Alguns me seguiram e vi Layla de frente ao portão principal. Com suas mãos ela cavou um pouco e eu vi umas coisas enterradas. Ela analisou aquilo.
— Isso era para mantê-lo longe. — Ela então notou algo. — Filho da puta. — Aparentemente eram pra haver dois. — Mantém todos que tem alma ruim longe. Um velho feitiço que aprendi. Mas ele desfez. Não sei como, mas ele desfez. — Sua voz sussurrou uma espécie de feitiço e aquilo brilhou, eu estava confusa. Como ela podia fazer aquilo?
— Ela tem sangue de bruxa. — A voz de Michelle me espantou. Erza e Lisanna estavam bem próximas dela e Natsu também estava ali. Arqueei as sobrancelhas e olhei para Layla que terminava de enterrar aquelas coisas.

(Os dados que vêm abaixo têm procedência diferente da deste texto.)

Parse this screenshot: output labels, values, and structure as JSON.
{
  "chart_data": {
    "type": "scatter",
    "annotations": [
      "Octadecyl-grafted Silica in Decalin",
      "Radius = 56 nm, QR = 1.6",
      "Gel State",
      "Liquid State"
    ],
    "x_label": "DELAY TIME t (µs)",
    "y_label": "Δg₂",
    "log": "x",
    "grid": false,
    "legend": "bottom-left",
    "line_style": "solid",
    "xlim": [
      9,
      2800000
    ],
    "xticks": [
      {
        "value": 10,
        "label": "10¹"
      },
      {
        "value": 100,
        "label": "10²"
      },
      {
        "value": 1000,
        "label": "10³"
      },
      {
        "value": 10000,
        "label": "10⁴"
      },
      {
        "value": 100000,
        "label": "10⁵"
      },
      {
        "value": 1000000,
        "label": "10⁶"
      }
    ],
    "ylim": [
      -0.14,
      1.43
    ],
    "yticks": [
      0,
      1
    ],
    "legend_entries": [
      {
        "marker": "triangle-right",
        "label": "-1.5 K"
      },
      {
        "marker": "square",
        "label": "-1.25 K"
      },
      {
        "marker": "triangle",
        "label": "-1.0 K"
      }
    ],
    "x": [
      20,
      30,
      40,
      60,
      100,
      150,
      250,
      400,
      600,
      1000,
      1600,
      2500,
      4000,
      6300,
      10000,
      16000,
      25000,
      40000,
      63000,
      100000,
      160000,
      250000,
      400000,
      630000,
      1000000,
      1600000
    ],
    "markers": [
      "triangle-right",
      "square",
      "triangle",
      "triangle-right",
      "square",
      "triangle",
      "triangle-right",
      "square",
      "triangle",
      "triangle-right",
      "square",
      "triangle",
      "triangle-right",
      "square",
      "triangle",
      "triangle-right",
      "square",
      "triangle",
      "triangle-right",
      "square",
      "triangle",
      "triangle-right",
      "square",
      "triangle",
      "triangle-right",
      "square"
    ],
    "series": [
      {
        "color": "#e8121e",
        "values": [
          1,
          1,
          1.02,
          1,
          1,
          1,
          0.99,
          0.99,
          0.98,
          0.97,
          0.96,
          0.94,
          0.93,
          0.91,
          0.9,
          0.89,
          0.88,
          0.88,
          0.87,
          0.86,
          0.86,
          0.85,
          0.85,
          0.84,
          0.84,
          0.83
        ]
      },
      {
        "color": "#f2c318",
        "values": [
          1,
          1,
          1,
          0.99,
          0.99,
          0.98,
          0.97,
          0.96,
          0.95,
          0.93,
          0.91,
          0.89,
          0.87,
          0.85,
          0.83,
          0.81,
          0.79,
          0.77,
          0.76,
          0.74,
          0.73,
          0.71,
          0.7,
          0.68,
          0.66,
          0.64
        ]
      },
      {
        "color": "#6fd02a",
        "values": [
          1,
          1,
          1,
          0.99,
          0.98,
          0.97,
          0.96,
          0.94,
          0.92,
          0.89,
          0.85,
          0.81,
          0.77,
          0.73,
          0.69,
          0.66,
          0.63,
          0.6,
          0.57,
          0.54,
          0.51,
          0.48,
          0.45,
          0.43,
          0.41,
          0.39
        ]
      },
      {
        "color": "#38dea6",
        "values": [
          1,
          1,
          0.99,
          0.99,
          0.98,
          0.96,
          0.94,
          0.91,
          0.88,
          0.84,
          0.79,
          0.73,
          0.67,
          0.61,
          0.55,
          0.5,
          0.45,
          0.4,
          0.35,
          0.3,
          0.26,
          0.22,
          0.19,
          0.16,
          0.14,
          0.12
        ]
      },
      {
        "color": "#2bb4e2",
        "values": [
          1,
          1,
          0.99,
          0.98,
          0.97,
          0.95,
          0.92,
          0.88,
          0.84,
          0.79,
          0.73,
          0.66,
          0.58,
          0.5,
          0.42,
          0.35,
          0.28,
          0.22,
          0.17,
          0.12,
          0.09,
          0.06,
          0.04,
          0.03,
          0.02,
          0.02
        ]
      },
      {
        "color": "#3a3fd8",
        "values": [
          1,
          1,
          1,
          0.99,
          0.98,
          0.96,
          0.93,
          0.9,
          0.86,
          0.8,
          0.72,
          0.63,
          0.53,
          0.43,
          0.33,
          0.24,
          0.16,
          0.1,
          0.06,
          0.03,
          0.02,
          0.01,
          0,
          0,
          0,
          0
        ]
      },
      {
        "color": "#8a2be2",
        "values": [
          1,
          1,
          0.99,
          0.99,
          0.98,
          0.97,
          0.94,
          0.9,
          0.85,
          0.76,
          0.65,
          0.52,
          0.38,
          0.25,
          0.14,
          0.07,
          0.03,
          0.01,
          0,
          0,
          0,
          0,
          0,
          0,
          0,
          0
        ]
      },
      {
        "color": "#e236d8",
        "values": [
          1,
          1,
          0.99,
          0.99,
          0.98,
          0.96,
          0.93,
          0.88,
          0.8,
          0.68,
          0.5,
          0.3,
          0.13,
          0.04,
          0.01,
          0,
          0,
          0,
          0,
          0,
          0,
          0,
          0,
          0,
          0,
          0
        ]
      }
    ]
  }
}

— Eu uso minhas habilidades para aniquilar monstros como você. — Sua raiva toda recaiu sob Michelle que revirou os olhos e bufou.
— Me poupe. — Sua ironia era crescente. Eu me afastei um pouco.
— Vocês não vão se matar, não é? — Layla negou e Michelle apenas cruzou os braços de maneira turrona. — Vocês são primas. Não quero brigas, anda. Prometam que não vão se matar.
— Olha como fala. Sou sua mãe. — As duas disseram juntas. Apesar de toda tensão da situação eu ri suavemente. E vi as duas suspirando. — Tudo bem. — Novamente disseram juntas.
— Melhor assim. Mãe, porque você veio até aqui? — Layla me encarou e deu de ombros.
— Tive um sonho estranho com você. Queria checar como estava. — Ela veio em minha direção. — Eu sempre quero manter o seu bem.
— Eu estou bem, sério. — Ela suspirou.
— Eu vou embora, de qualquer maneira. Você está segura aqui. Mas vou voltar. Não admito que tenha um maldito atrás da minha menininha.
Ao fundo pude notar Natsu assentindo em satisfação. Arqueei minhas sobrancelhas para ele.
"Mais proteção para você, princesa." Escutei sua voz na minha cabeça.
Quase sorri com o princesa. Mas minha expressão se tornou emburrada e cruzei meus braços.
Porque todo mundo é tão preocupado com a minha segurança?